На другой день Пульхерия Завалишкина заявилась.
— Ты как тот помор осенью. Море хвалишь, а на берегу сидишь. Так и не женишься, уж дюже переборчив. И в женщинах ничего не понимаешь, как я погляжу. Первую раскрасавицу предложила – не такая! Точно про тебя говорят: транвай с рогами!
— Ты мне тут не оскорбления учиняй, а другую кандидатуру предлагай. Два раза уже опростоволосилась, если Агашку считать.
— Есть друга. Так уж сердцу дорога!
И давай мне расписывать! Звать Олёной Никодимовной Перчиковой, вдовица с сыночком. Дом о двух этажах, науличье зеленой краской крашено, шурин лавку скобяную держит. Всем хороша, баба-душа, только один изъян: очень уж образованная.

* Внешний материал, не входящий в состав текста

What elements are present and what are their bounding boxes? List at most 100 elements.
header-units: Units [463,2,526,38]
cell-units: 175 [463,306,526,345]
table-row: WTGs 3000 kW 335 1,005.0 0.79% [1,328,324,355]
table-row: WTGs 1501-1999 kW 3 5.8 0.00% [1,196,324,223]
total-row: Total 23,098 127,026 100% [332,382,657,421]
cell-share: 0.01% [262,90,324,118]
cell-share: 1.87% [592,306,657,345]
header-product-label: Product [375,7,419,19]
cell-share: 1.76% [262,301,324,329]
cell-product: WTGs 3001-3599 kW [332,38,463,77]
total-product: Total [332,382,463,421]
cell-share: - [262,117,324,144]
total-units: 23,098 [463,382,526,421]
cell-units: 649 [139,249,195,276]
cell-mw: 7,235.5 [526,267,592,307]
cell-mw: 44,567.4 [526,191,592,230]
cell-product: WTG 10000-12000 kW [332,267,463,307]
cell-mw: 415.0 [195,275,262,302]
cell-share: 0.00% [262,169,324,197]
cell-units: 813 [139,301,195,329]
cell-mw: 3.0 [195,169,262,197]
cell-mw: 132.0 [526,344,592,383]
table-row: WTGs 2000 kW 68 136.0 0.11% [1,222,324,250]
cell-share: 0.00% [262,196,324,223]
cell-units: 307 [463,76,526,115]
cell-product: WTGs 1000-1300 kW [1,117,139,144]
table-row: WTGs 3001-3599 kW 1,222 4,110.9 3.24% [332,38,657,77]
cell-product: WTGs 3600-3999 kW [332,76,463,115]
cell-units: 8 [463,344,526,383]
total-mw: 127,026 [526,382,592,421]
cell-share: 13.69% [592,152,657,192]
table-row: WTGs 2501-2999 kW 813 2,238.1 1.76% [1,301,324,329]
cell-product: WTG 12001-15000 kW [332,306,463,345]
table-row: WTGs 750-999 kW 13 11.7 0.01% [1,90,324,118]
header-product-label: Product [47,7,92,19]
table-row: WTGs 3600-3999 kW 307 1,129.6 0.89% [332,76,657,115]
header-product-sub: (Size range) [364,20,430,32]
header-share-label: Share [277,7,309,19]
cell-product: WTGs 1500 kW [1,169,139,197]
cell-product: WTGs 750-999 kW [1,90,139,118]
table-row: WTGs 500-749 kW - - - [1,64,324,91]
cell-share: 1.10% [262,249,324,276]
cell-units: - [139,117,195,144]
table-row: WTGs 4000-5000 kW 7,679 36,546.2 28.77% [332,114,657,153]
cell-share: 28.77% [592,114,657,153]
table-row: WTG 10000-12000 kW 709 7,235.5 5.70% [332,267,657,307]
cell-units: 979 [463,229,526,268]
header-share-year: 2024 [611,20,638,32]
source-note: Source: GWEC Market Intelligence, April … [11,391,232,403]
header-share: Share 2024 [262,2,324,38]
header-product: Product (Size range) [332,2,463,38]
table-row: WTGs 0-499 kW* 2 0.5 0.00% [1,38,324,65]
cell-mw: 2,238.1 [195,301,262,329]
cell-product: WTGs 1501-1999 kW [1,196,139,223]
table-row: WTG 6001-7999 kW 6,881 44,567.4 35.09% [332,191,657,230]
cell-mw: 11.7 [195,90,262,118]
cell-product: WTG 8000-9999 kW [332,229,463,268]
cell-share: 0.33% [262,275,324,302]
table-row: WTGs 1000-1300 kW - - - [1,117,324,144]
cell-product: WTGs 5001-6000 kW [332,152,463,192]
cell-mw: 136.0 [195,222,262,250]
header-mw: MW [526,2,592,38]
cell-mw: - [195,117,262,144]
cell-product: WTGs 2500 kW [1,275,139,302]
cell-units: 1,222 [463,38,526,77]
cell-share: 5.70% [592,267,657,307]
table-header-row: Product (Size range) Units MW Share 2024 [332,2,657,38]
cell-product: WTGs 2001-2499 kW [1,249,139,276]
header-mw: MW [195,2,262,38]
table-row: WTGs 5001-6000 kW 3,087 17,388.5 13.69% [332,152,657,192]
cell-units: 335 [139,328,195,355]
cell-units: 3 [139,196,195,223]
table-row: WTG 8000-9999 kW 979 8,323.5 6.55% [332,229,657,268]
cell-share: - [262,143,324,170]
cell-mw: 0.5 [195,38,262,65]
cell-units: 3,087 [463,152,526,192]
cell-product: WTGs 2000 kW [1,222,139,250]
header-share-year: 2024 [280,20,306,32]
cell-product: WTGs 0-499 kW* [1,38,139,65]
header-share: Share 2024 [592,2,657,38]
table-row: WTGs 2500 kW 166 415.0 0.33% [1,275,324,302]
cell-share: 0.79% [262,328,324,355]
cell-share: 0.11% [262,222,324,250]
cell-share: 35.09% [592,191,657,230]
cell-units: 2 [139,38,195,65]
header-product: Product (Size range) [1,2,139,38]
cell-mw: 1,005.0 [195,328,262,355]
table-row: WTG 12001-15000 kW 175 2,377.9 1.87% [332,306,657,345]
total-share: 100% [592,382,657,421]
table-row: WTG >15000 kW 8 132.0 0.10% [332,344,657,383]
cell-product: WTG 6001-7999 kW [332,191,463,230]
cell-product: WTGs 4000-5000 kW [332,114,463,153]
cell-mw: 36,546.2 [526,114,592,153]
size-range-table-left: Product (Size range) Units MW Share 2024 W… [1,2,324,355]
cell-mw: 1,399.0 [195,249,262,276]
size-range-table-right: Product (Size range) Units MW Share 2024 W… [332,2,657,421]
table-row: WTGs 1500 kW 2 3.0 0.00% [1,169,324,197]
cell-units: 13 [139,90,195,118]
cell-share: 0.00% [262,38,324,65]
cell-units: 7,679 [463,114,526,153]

— Может, и не к худу, – отвечаю, — хотя с дурами-то мне привычнее.
Засобирался к Олёне Никодимовне. Что умной дарить – не знаю. А она упредила, прислала записку: «Уважаемый Николай Кузьмич! Не хотится ль вам дефиле по берегу Мурмана произвести? Там шатров поставили, и ярманка приезжая. Заходите ко мне в четыре пополудни и составьте приятную компанию».
Ну, дела, думаю. С другой стороны и проще: подарок будущей зазнобе куплю на ярманке.

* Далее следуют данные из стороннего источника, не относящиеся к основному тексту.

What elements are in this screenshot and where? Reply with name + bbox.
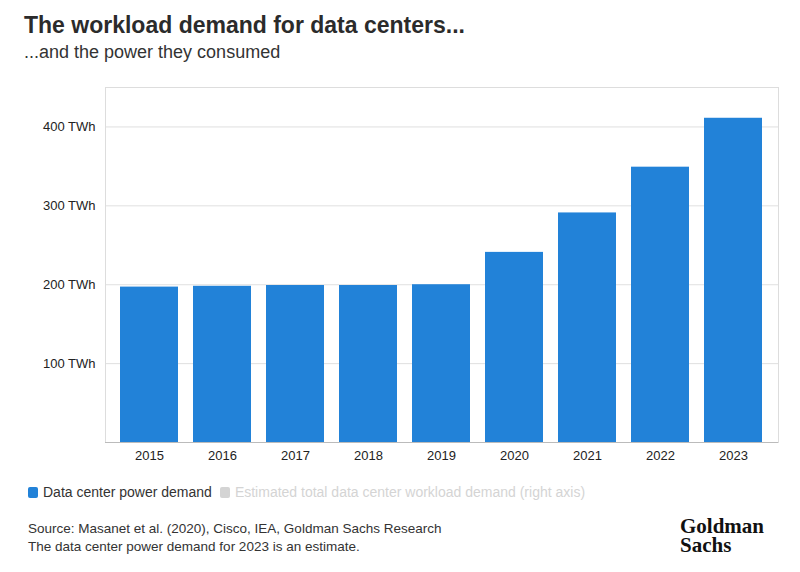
svg-text:2017: 2017 <box>281 448 310 463</box>
html-text:The data center power demand f: The data center power demand for 2023 is… <box>28 539 360 554</box>
html-text:The workload demand for data c: The workload demand for data centers... <box>24 12 465 38</box>
html-text:Estimated total data center wo: Estimated total data center workload dem… <box>234 484 585 500</box>
svg-text:2022: 2022 <box>646 448 675 463</box>
svg-text:400 TWh: 400 TWh <box>43 119 96 134</box>
svg-text:100 TWh: 100 TWh <box>43 356 96 371</box>
svg-text:2021: 2021 <box>573 448 602 463</box>
svg-text:2015: 2015 <box>135 448 164 463</box>
svg-text:200 TWh: 200 TWh <box>43 277 96 292</box>
html-text:Goldman Sachs: Goldman Sachs <box>680 514 764 557</box>
svg-text:2018: 2018 <box>354 448 383 463</box>
html-text:...and the power they consumed: ...and the power they consumed <box>24 42 281 62</box>
svg-text:2020: 2020 <box>500 448 529 463</box>
svg-text:2019: 2019 <box>427 448 456 463</box>
svg-text:2016: 2016 <box>208 448 237 463</box>
svg-text:2023: 2023 <box>719 448 748 463</box>
html-text:Data center power demand: Data center power demand <box>43 484 212 500</box>
html-text:Source: Masanet et al. (2020),: Source: Masanet et al. (2020), Cisco, IE… <box>28 521 442 536</box>
svg-text:300 TWh: 300 TWh <box>43 198 96 213</box>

Покрутился я у блюда медного, слышу – дверь хлопнула. Это Параска снова.
— И куда хозяин из дома вон собрался? — щурится, и в глазах её искорки пляшут и смеются, а лицо – серьёзное.
— На ярманку.
— Говорят там элефанту привезли, огромадную. С архиерейский дом. Правда аль нет? Скажешь потом.
— Напридумают, а ты веришь!
— Ты пока собираешься – скидовай портки, я тебе урон кошачий залатаю. Необиходно так.

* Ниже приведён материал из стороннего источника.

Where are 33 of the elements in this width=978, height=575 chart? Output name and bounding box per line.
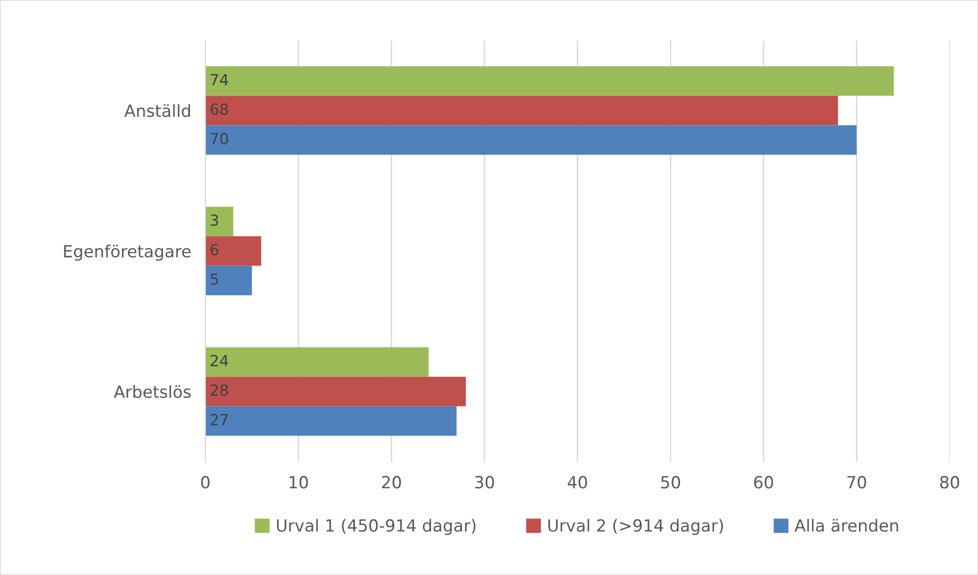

Покраснел я, но в горницу вернулся и портки переодел. Нашёл в сундуке плисовые. Женился в них, помню. А про котовый урон ей точно маманя моя рассказала. У, сплетницы!
Пошел к Олёне Никодимовне, а на душе скребутся мыши. Подхожу к ее дому и вижу: стоит дылда с дылдёнком. Сама в платье барежевом, на голове не платок, не шляпа, а цельная клумба. По последней моде. На локотке зонтик висит, а сынок её петуха на палочке сосет. Поклонился я, и пошли мы вдоль по улице. Идем, а я думаю: прилично ли эту цацу под ручку взять? То канава, то лужа, боюсь – оступится. Говорю:
— Любезная Олёна Никодимовна, позвольте вас под локоток поддержать, а то под ногами склизко, того и гляди кучерябнемся.
— Нет уж, Николай Кузьмич, — и смотрит так строго, аж в душе захолонуло, — вы это тиранство мужеское бросайте. Нынче женщины помыкать собой не дают, не те времена.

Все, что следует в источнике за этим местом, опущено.